Aunque no le es privativo, la violencia en la ciudad de México ha alcanzado niveles angustiantes que ha dado pie a que juristas y líderes de opinión sugieran soluciones extremas que conllevan, a su vez, fuertes dosis de violencia. Plantear sacar al ejército de sus cuarteles para vigilar las calles, extender el recurso de la pena de muerte, o castrar al violador, son propuestas que revelan la preocupación por buscar soluciones drásticas para el problema, al mismo tiempo que dan cuenta de una pérdida de confianza en la posibilidad de atacarlo de manera civilizada.
Es cierto que la violencia genera más violencia, pero cuando una sociedad responde a ésta y a la atmósfera de inseguridad que la rodea recuriendo a métodos igualmente bárbaros, se entra en un círculo vicioso de violencia que puede devenir incontrolable; se genera un ambiente de zozobra que está lejos de significar ya no digamos la recuperación de la seguridad pública, sino al menos la disminución de los delitos y la criminalidad.
Los encargados de la seguridad pública en el Distrito Federal han rechazado que sea conveniente solicitar al ejército que auxilie a la policía en la lucha contra el crimen y la delincuencia, sin embargo, recientemente hemos sido testigos de incursiones de dichos cuerpos armados en diferentes zonas de la ciudad, persiguiendo supuestamente narcotraficantes. En todo caso, son situaciones nuevas para los habitantes de la megalópolis que no dejan de ser alarmantes particularmente porque se desconocen las motivaciones reales y los límites efectivos para su presencia.
Las respuestas más civilizadas y con alcances más profundos son sin duda las que tienen que ver con la puesta en marcha de políticas para extender la educación, las fuentes de empleo y los espacios y oportunidades de recreación y expresión cultural, pues ahí están las causas últimas de la recurrencia a la violencia. Sin embargo, son acciones de largo alcance cuyos productos no se materializan en el inmediato plazo. Hay, entonces, que combatirlas con la utilización de medidas efectivas de contención que hagan que las penas a las que se hacen acreedores los que delinquen sirvan para disuadir a los criminales.

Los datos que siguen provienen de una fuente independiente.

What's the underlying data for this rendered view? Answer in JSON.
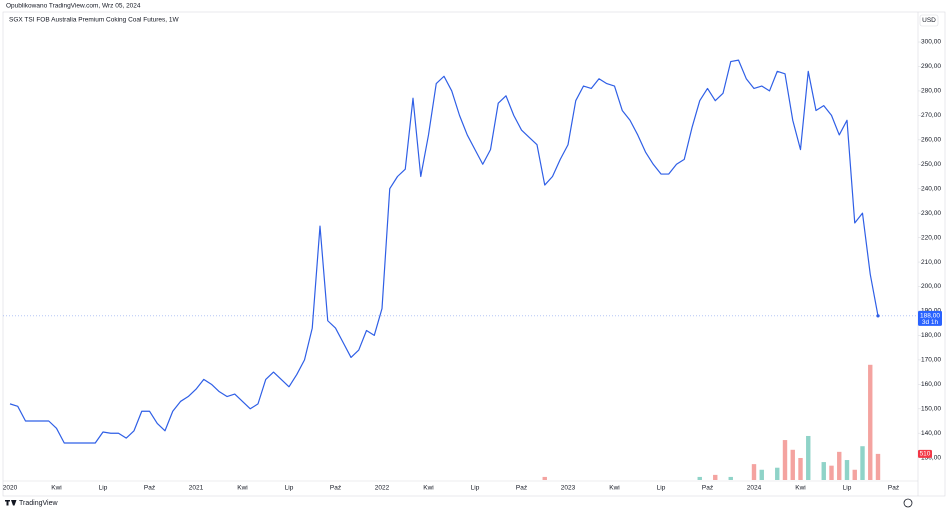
{
  "header": {
    "published": "Opublikowano TradingView.com, Wrz 05, 2024",
    "legend": "SGX TSI FOB Australia Premium Coking Coal Futures, 1W",
    "currency": "USD"
  },
  "footer": {
    "brand": "TradingView"
  },
  "chart_data": {
    "type": "line",
    "categories": [
      "2020",
      null,
      null,
      null,
      null,
      null,
      "Kwi",
      null,
      null,
      null,
      null,
      null,
      "Lip",
      null,
      null,
      null,
      null,
      null,
      "Paź",
      null,
      null,
      null,
      null,
      null,
      "2021",
      null,
      null,
      null,
      null,
      null,
      "Kwi",
      null,
      null,
      null,
      null,
      null,
      "Lip",
      null,
      null,
      null,
      null,
      null,
      "Paź",
      null,
      null,
      null,
      null,
      null,
      "2022",
      null,
      null,
      null,
      null,
      null,
      "Kwi",
      null,
      null,
      null,
      null,
      null,
      "Lip",
      null,
      null,
      null,
      null,
      null,
      "Paź",
      null,
      null,
      null,
      null,
      null,
      "2023",
      null,
      null,
      null,
      null,
      null,
      "Kwi",
      null,
      null,
      null,
      null,
      null,
      "Lip",
      null,
      null,
      null,
      null,
      null,
      "Paź",
      null,
      null,
      null,
      null,
      null,
      "2024",
      null,
      null,
      null,
      null,
      null,
      "Kwi",
      null,
      null,
      null,
      null,
      null,
      "Lip",
      null,
      null,
      null,
      null,
      null,
      "Paź"
    ],
    "series": [
      {
        "name": "SGX TSI FOB Australia Premium Coking Coal Futures",
        "color": "#2f5fe6",
        "values": [
          152,
          151,
          145,
          145,
          145,
          145,
          142,
          136,
          136,
          136,
          136,
          136,
          140.5,
          140,
          140,
          138,
          141,
          149,
          149,
          144,
          141,
          149,
          153,
          155,
          158,
          162,
          160,
          157,
          155,
          156,
          153,
          150,
          152,
          162,
          165,
          162,
          159,
          164,
          170,
          183,
          224.7,
          186,
          183,
          177,
          171,
          174,
          182,
          180,
          191,
          240,
          245,
          248,
          277,
          245,
          262,
          283,
          286,
          280,
          270,
          262,
          256,
          250,
          256,
          275,
          278,
          270,
          264,
          261,
          258,
          241.5,
          245,
          252,
          258,
          276,
          282,
          281,
          285,
          283,
          282,
          272,
          268,
          262,
          255,
          250,
          246,
          246,
          250,
          252,
          265,
          276,
          281,
          276,
          279,
          292,
          292.6,
          285,
          281,
          282,
          280,
          288,
          287,
          268,
          256,
          288,
          272,
          274,
          270,
          262,
          268,
          226,
          230,
          205,
          188,
          null,
          null
        ],
        "value_labels": [
          null,
          null,
          null,
          null,
          null,
          null,
          null,
          null,
          null,
          null,
          null,
          null,
          null,
          null,
          null,
          null,
          null,
          null,
          null,
          null,
          null,
          null,
          null,
          null,
          null,
          null,
          null,
          null,
          null,
          null,
          null,
          null,
          null,
          null,
          null,
          null,
          null,
          null,
          null,
          null,
          null,
          null,
          null,
          null,
          null,
          null,
          null,
          null,
          null,
          null,
          null,
          null,
          null,
          null,
          null,
          null,
          null,
          null,
          null,
          null,
          null,
          null,
          null,
          null,
          null,
          null,
          null,
          null,
          null,
          null,
          null,
          null,
          null,
          null,
          null,
          null,
          null,
          null,
          null,
          null,
          null,
          null,
          null,
          null,
          null,
          null,
          null,
          null,
          null,
          null,
          null,
          null,
          null,
          null,
          null,
          null,
          null,
          null,
          null,
          null,
          null,
          null,
          null,
          null,
          null,
          null,
          null,
          null,
          null,
          null,
          null,
          null,
          "188,00",
          null,
          null
        ]
      },
      {
        "name": "Volume",
        "axis": "volume",
        "up_color": "#8fd3c8",
        "down_color": "#f4a3a0",
        "values": [
          null,
          null,
          null,
          null,
          null,
          null,
          null,
          null,
          null,
          null,
          null,
          null,
          null,
          null,
          null,
          null,
          null,
          null,
          null,
          null,
          null,
          null,
          null,
          null,
          null,
          null,
          null,
          null,
          null,
          null,
          null,
          null,
          null,
          null,
          null,
          null,
          null,
          null,
          null,
          null,
          null,
          null,
          null,
          null,
          null,
          null,
          null,
          null,
          null,
          null,
          null,
          null,
          null,
          null,
          null,
          null,
          null,
          null,
          null,
          null,
          null,
          null,
          null,
          null,
          null,
          null,
          null,
          null,
          null,
          60,
          null,
          null,
          null,
          null,
          null,
          null,
          null,
          null,
          null,
          null,
          null,
          null,
          null,
          null,
          null,
          null,
          null,
          null,
          null,
          60,
          null,
          100,
          null,
          60,
          null,
          null,
          310,
          200,
          null,
          240,
          780,
          590,
          430,
          860,
          null,
          350,
          280,
          550,
          390,
          200,
          660,
          2250,
          510,
          null,
          null
        ]
      }
    ],
    "countdown": "3d 1h",
    "ylim": [
      125,
      305
    ],
    "yticks": [
      {
        "value": 130,
        "label": "130,00"
      },
      {
        "value": 140,
        "label": "140,00"
      },
      {
        "value": 150,
        "label": "150,00"
      },
      {
        "value": 160,
        "label": "160,00"
      },
      {
        "value": 170,
        "label": "170,00"
      },
      {
        "value": 180,
        "label": "180,00"
      },
      {
        "value": 190,
        "label": "190,00"
      },
      {
        "value": 200,
        "label": "200,00"
      },
      {
        "value": 210,
        "label": "210,00"
      },
      {
        "value": 220,
        "label": "220,00"
      },
      {
        "value": 230,
        "label": "230,00"
      },
      {
        "value": 240,
        "label": "240,00"
      },
      {
        "value": 250,
        "label": "250,00"
      },
      {
        "value": 260,
        "label": "260,00"
      },
      {
        "value": 270,
        "label": "270,00"
      },
      {
        "value": 280,
        "label": "280,00"
      },
      {
        "value": 290,
        "label": "290,00"
      },
      {
        "value": 300,
        "label": "300,00"
      }
    ],
    "volume_lim": [
      0,
      2500
    ],
    "grid": false
  }
}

Las autoridades han señalado que uno de los principales problemas en este terrno radica en la falta de coherencia que existe entre la administración y la procuración de la justicia, pues hay resquicios legales que permiten que un delincuente recupere en un tiempo breve su libertad. Es de todos conocido que este asunto en particular tiene que ver no sólo con disonancias jurídicas, sino con los costos enormes que significan para el erario público mantener a un número cada vez más elevado de reclusos. También tiene que ver con la falta de profesionalización de los cuerpos policiacos, pero ésta de nueva cuenta es una labor al menos de mediano plazo.
La respuesta del gobierno a la creciente inseguridad en la ciudad ha optado por el camino de endurecer los castigos contra asaltantes y delincuentes individuales o de bandas organizadas. La iniciativa anunciada por el presidente Zedillo contempla modificar el régimen de libertad provisional para no otorgarla a reincidentes y a quienes cometan delitos graves, así como elaborar una ley para combatir la delincuencia organizada.
Estas medidas jurídicas delimitan los espacios de actuación de las autoridades, pero son insuficientes si no están acompañadas de fórmulas que aseguren que aquéllos encargados de hacerlas cumplir lo hagan justamente porque es la mejor salida para ellos mismos. Para decirlo de otra manera, es necesario que este tipo de disposiciones vayan acompañadas de acciones que hagan menos rentable y funcional el recurso a la corrupción.
Todo esto resulta indispensable para ir sembrando un terreno de confianza en las instancias encargadas de la seguridad pública, de otra manera, aunque existan mejores leyes, la población no sentirá que acogiéndose a ellas esté mejor protegido.
No cabe duda que los hombres guían sus actos a partir de premios y castigos. El combate a la violencia tiene que moverse no solamente en el plano de lo segundo, sino en la formulación de incentivos para desestimular el recurso a la violencia. La crisis económica y las incertidumbres políticas alimentan su recurrencia. El problema tiene que atacarse desde diversos frentes.